Core was generated by `/export/home/tv256/OSV/OrderServer'.
Program terminated with signal 9, Killed.
Error while mapping shared library sections:
<>
The system probably ran out of memory; the process was probably killed
by the OS (randomly) to try to free some up.
This is about the only circumstance I've run across that causes a process
to core dump on SIGKILL.
--
I'm waiting for tech support to call me back. I'm also waiting for the
second coming of Jesus. Wanna take bets on which happens first?
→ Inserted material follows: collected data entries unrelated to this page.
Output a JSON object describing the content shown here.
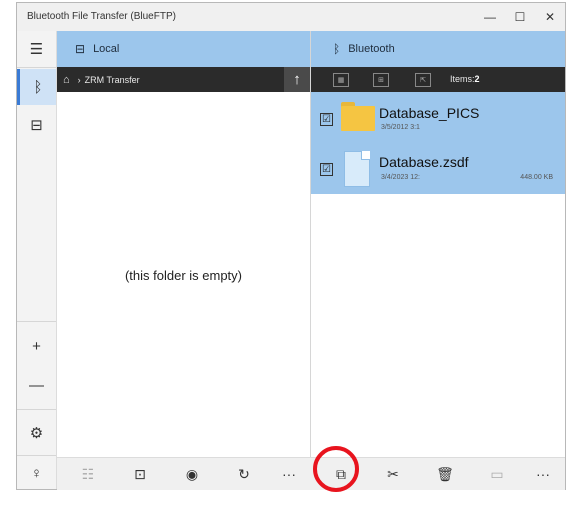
{
  "window": {
    "title": "Bluetooth File Transfer (BlueFTP)",
    "controls": {
      "minimize": "—",
      "maximize": "☐",
      "close": "✕"
    }
  },
  "rail": {
    "menu_icon": "☰",
    "bluetooth_icon": "ᛒ",
    "devices_icon": "⊟",
    "add_icon": "+",
    "remove_icon": "—",
    "settings_icon": "⚙",
    "tips_icon": "♀"
  },
  "local": {
    "header_label": "Local",
    "breadcrumb_home": "⌂",
    "breadcrumb_sep": "›",
    "breadcrumb_path": "ZRM Transfer",
    "up_icon": "↑",
    "empty_text": "(this folder is empty)"
  },
  "bluetooth": {
    "header_label": "Bluetooth",
    "header_icon": "ᛒ",
    "items_label": "Items:",
    "items_count": "2",
    "files": [
      {
        "name": "Database_PICS",
        "date": "3/5/2012 3:1",
        "size": "",
        "type": "folder",
        "checked": "☑"
      },
      {
        "name": "Database.zsdf",
        "date": "3/4/2023 12:",
        "size": "448.00 KB",
        "type": "file",
        "checked": "☑"
      }
    ]
  },
  "toolbar": {
    "select_icon": "☷",
    "new_icon": "⊡",
    "view_icon": "◉",
    "refresh_icon": "↻",
    "more_left": "···",
    "copy_icon": "⧉",
    "cut_icon": "✂",
    "delete_icon": "🗑",
    "rename_icon": "▭",
    "more_right": "···"
  },
  "colors": {
    "accent": "#9cc6ec",
    "dark_bar": "#2b2b2b",
    "highlight_ring": "#e8141e"
  }
}
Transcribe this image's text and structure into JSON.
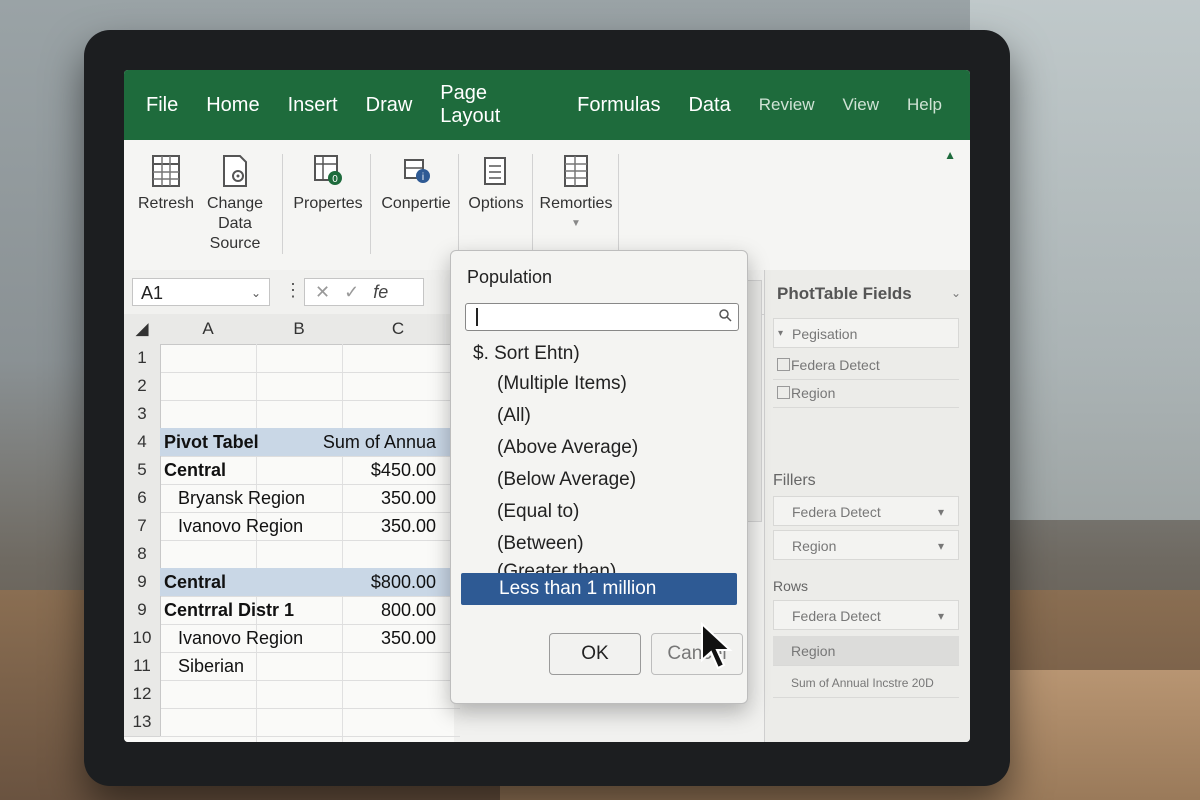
{
  "tabs": [
    "File",
    "Home",
    "Insert",
    "Draw",
    "Page Layout",
    "Formulas",
    "Data",
    "Review",
    "View",
    "Help"
  ],
  "ribbon": {
    "refresh": "Retresh",
    "change_line1": "Change",
    "change_line2": "Data",
    "change_line3": "Source",
    "properties": "Propertes",
    "connections": "Conpertie",
    "options": "Options",
    "remorties": "Remorties"
  },
  "formula_bar": {
    "name_box": "A1",
    "fx": "fe"
  },
  "grid": {
    "columns": [
      "A",
      "B",
      "C"
    ],
    "rows": [
      {
        "num": "1",
        "a": "",
        "c": ""
      },
      {
        "num": "2",
        "a": "",
        "c": ""
      },
      {
        "num": "3",
        "a": "",
        "c": ""
      },
      {
        "num": "4",
        "a": "Pivot Tabel",
        "c": "Sum of Annua"
      },
      {
        "num": "5",
        "a": "Central",
        "c": "$450.00"
      },
      {
        "num": "6",
        "a": "Bryansk Region",
        "c": "350.00"
      },
      {
        "num": "7",
        "a": "Ivanovo Region",
        "c": "350.00"
      },
      {
        "num": "8",
        "a": "",
        "c": ""
      },
      {
        "num": "9",
        "a": "Central",
        "c": "$800.00"
      },
      {
        "num": "9",
        "a": "Centrral Distr 1",
        "c": "800.00"
      },
      {
        "num": "10",
        "a": "Ivanovo Region",
        "c": "350.00"
      },
      {
        "num": "11",
        "a": "Siberian",
        "c": ""
      },
      {
        "num": "12",
        "a": "",
        "c": ""
      },
      {
        "num": "13",
        "a": "",
        "c": ""
      }
    ]
  },
  "dialog": {
    "title": "Population",
    "search_value": "",
    "sort": "$. Sort Ehtn)",
    "options": [
      "(Multiple Items)",
      "(All)",
      "(Above Average)",
      "(Below Average)",
      "(Equal to)",
      "(Between)",
      "(Greater than)"
    ],
    "selected": "Less than 1 million",
    "ok": "OK",
    "cancel": "Cancel"
  },
  "pane": {
    "title": "PhotTable Fields",
    "fields": [
      "Pegisation",
      "Federa Detect",
      "Region"
    ],
    "filters_label": "Fillers",
    "filters": [
      "Federa Detect",
      "Region"
    ],
    "rows_label": "Rows",
    "rows": [
      "Federa Detect",
      "Region"
    ],
    "values": [
      "Sum of Annual Incstre 20D"
    ]
  },
  "colors": {
    "ribbon_green": "#1e6b3c",
    "selection_blue": "#2e5a94",
    "pivot_band": "#c9d7e6"
  }
}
>On a Solaris 2.7 system, I have a processed that aborted and dumped a
>core. When looking at the core file, I find that the process was
>killed by a signal 9.
>How is this possible, since AFAIK, signal 9 causes the program to
>exit without a core and it is not possible to trap or block SIGKILL?
"Don't trust gdb".
Casper
I've never seen the OS randomly kill processes to free memory and I've
had enough instances when I've seen memory pig applications kill the
performance of a server without enough RAM but loads of swap. It
sounds very dangerous for the OS to "randomly" kill processes for
any reason and would consider that an OS bug. Besides, it does not
sound like the application is being killed randomly.
James H. Caldwell
> I've never seen the OS randomly kill processes to free memory and I've
IRIX from sgi does this. It is related to how virtual memory is
handled, e.g. should virtual memory be reserved when a process requests
it, or when it starts using it? If the memory is reserved immediately
then a large process may be unable to fork. If memory is not reserved
then the memory may be unavailable when the process tries to use it.
> It
> sounds very dangerous for the OS to "randomly" kill processes for
> any reason and would consider that an OS bug.
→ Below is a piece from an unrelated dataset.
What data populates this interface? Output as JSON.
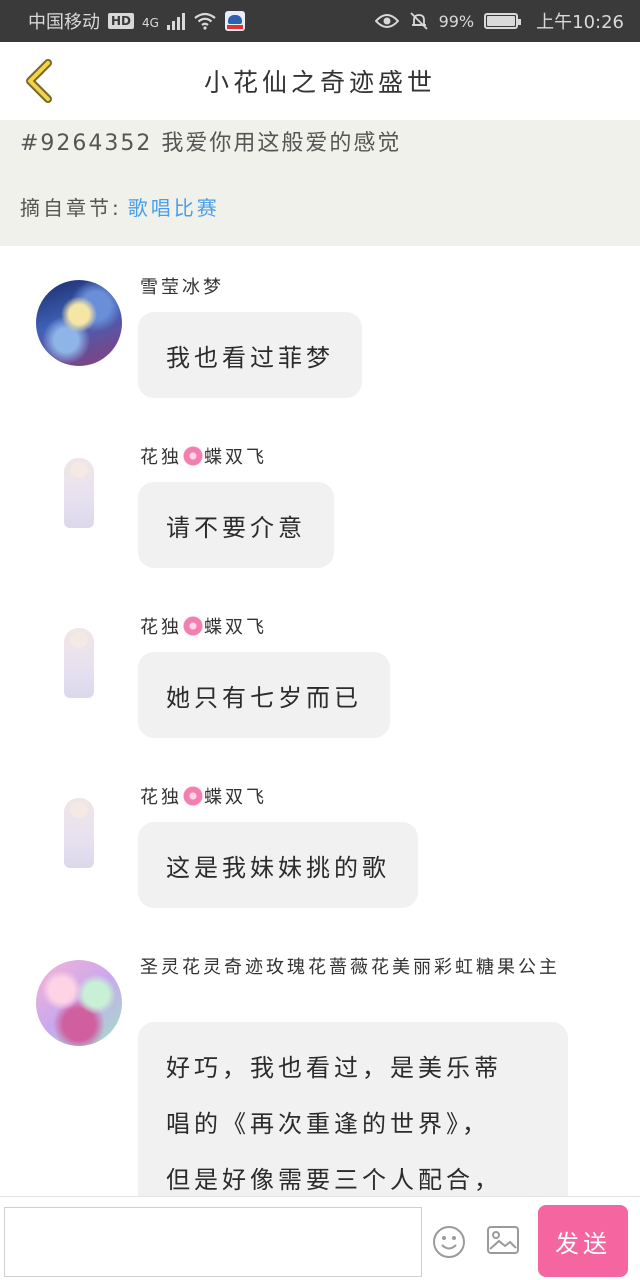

When IRIX runs out of memory and starts killing processes, then the
game is over. It gladly kills system processes and most likely cripples
the system so it has to be rebooted. I agree that this must be
considered a design bug.
--
Göran Larsson http://www.mitt-eget.com
Ben
Check error number to see if it points to something.
Tejas.
----------------------------------------
Just my opinion.
...and so does AIX, incidentally. For AIX, it's a last ditch attempt to
recover some system usability (for the admin to hop on and clean up stuff,
and avoid a fsck+reboot) when VMM (physical+swap) is exhausted or nearly so.
I've run into this a few times when things ran away really badly.
Not related to Solaris VM behavior - just adding some more random tidbits
:-)
-Dan
The process should get a SIGALRM prior to the final kill in AIX.
Just one more tidbit... of course, relevancy in cus is up to the reader.